Inflammation and angiogenesis drive the development and progression of multiple devastating diseases such as atherosclerosis, cancer, rheumatoid arthritis, and inflammatory bowel disease. Though these diseases have very different phenotypic consequences, they possess several common pathophysiological features in which monocyte recruitment, macrophage polarization, and enhanced vascular permeability play critical roles. Thus, developing rational targeting strategies tailored to the different stages of the journey of monocytes, from bone marrow to local lesions, and their extravasation from the vasculature in diseased tissues will advance nanomedicine. The integration of in vivo imaging uniquely allows studying nanoparticle kinetics, accumulation, clearance, and biological activity, at levels ranging from subcellular to an entire organism, and will shed light on the fate of intravenously administered nanomedicines. We anticipate that convergence of nanomedicines, biomedical engineering, and life sciences will help to advance clinically relevant therapeutics and diagnostic agents for patients with chronic inflammatory diseases.

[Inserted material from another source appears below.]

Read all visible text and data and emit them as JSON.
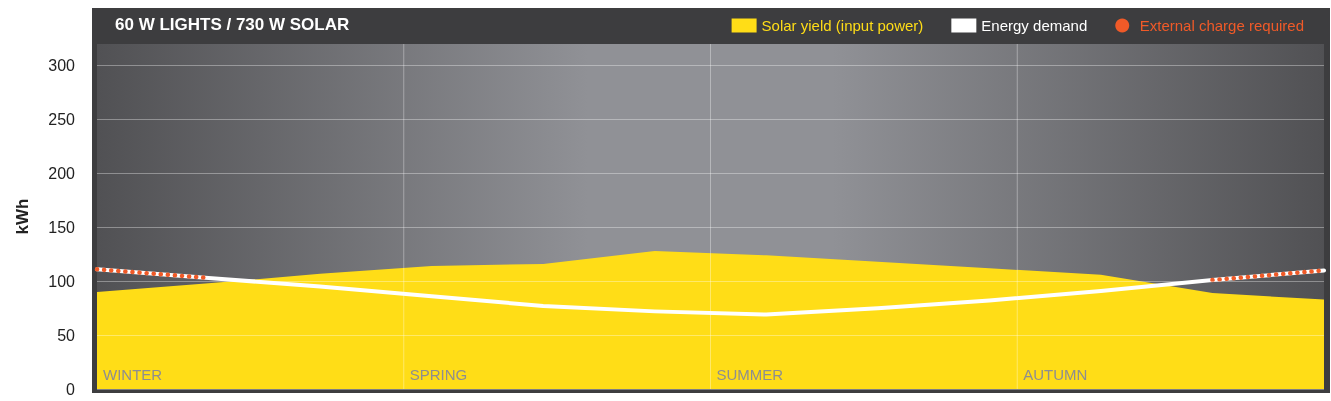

炎症和血管生成驱动多种破坏性疾病的发生和进展，例如动脉粥样硬化、癌症、类风湿性关节炎和炎症性肠病。尽管这些疾病具有截然不同的表型后果，但它们具有几种常见的病理生理学特征，其中单核细胞募集、巨噬细胞极化和血管通透性增强发挥着关键作用。因此，针对单核细胞旅程的不同阶段（从骨髓到局部病变，以及它们从患病组织的脉管系统中外渗）制定合理的靶向策略将推动纳米医学的发展。体内成像的集成独特地允许在从亚细胞到整个生物体的水平上研究纳米颗粒动力学、积累、清除和生物活性，并将揭示静脉注射纳米药物的命运。我们预计纳米医学、生物医学工程和生命科学的融合将有助于推进慢性炎症性疾病患者的临床相关治疗和诊断药物。